Mariquita entra en casa. No piensa, sólo hace. Sigue con su quehacer continuo, acelerado, no mira más allá de sus manos siempre en movimiento. Su mente está lejos de todo lo que mira, oye o hace. El corazón paralizado no delata ninguna alarma. Todo está en orden: su marido, sus hijos, su hogar... Un lugar para adormecer el eternecedor ocaso de sus días. Sólo en el sueño, Mariquita siente el extraño caso del sobrevenir del mundo. Sólo en el sueño se ha visto a si misma y ha sentido un agujero en el estómago. Sin aire para seguir respirando, se ha despertado una y un millón de veces. Empapada en llanto seco, conecta la respiración asistida para no sucumbir ante la derrota anunciada de la vida. Qué puede hacer, se pregunta, sin ver más allá de la ventana que tiene los porticones cerrados. Alarma silenciosa que, como la carcoma, vacía por dentro sin dejar rastro de lo que devora.

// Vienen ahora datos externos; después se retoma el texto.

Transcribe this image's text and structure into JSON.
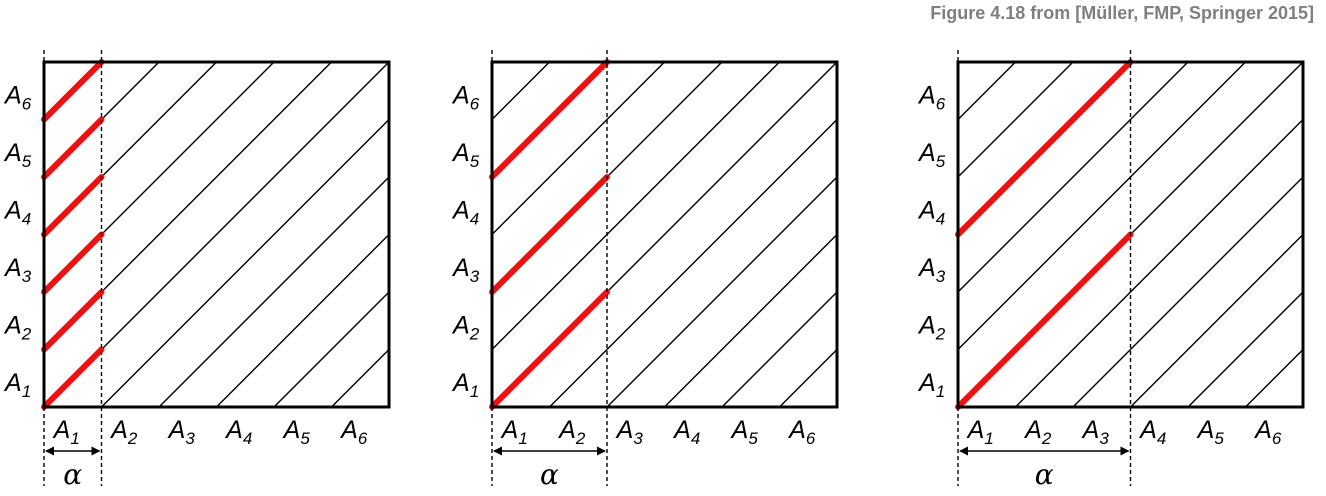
{
  "caption": "Figure 4.18 from [Müller, FMP, Springer 2015]",
  "segments": [
    "1",
    "2",
    "3",
    "4",
    "5",
    "6"
  ],
  "segment_letter": "A",
  "alpha_symbol": "α",
  "panels": [
    {
      "alpha_segments": 1
    },
    {
      "alpha_segments": 2
    },
    {
      "alpha_segments": 3
    }
  ],
  "colors": {
    "highlight": "#ee1111",
    "lines": "#000000"
  }
}
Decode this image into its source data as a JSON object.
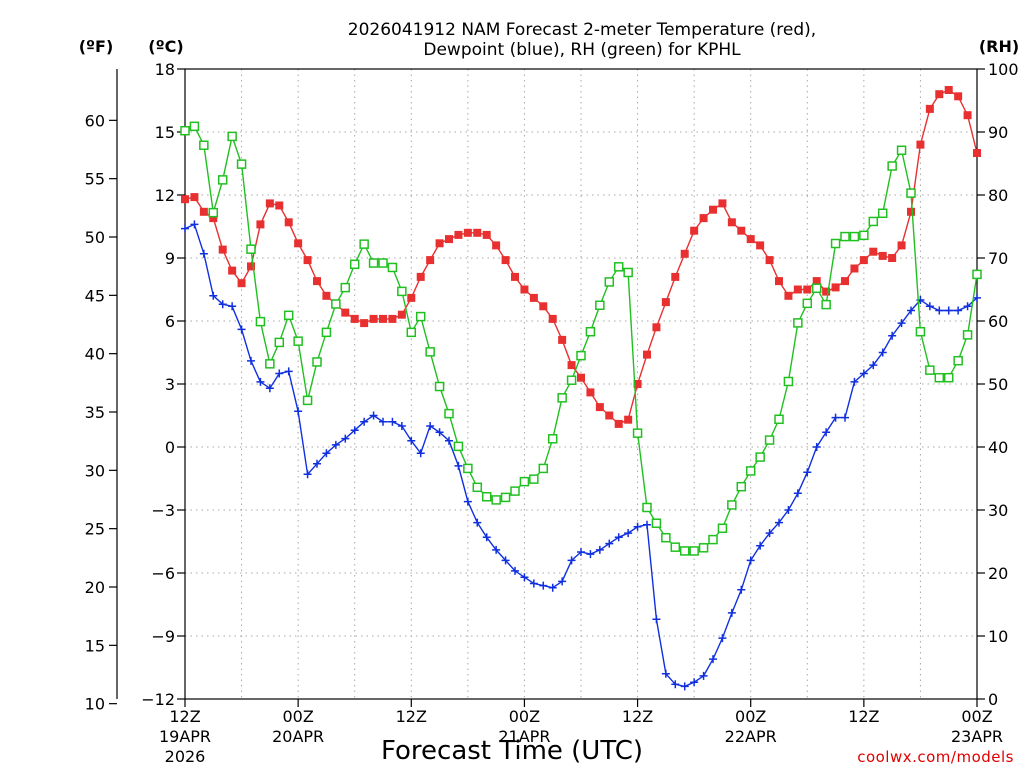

Quizás, si hubieran abierto la ventana, hubieran visto la luna redonda. Redonda como los círculos que transitamos sin saber. Redonda como los ojos que se abren ante lo nuevo e ilumina el mar plateado que inunda el mundo como el único lugar lleno de secretos, lleno de melancolías que vuelven a ti como las olas, lleno de olor a sal como bálsamo para el frío que extiende las gotas del desànimo. Redonda como un milagro ausente que está ahí para hacer sentir la melodía de las auroras celestes.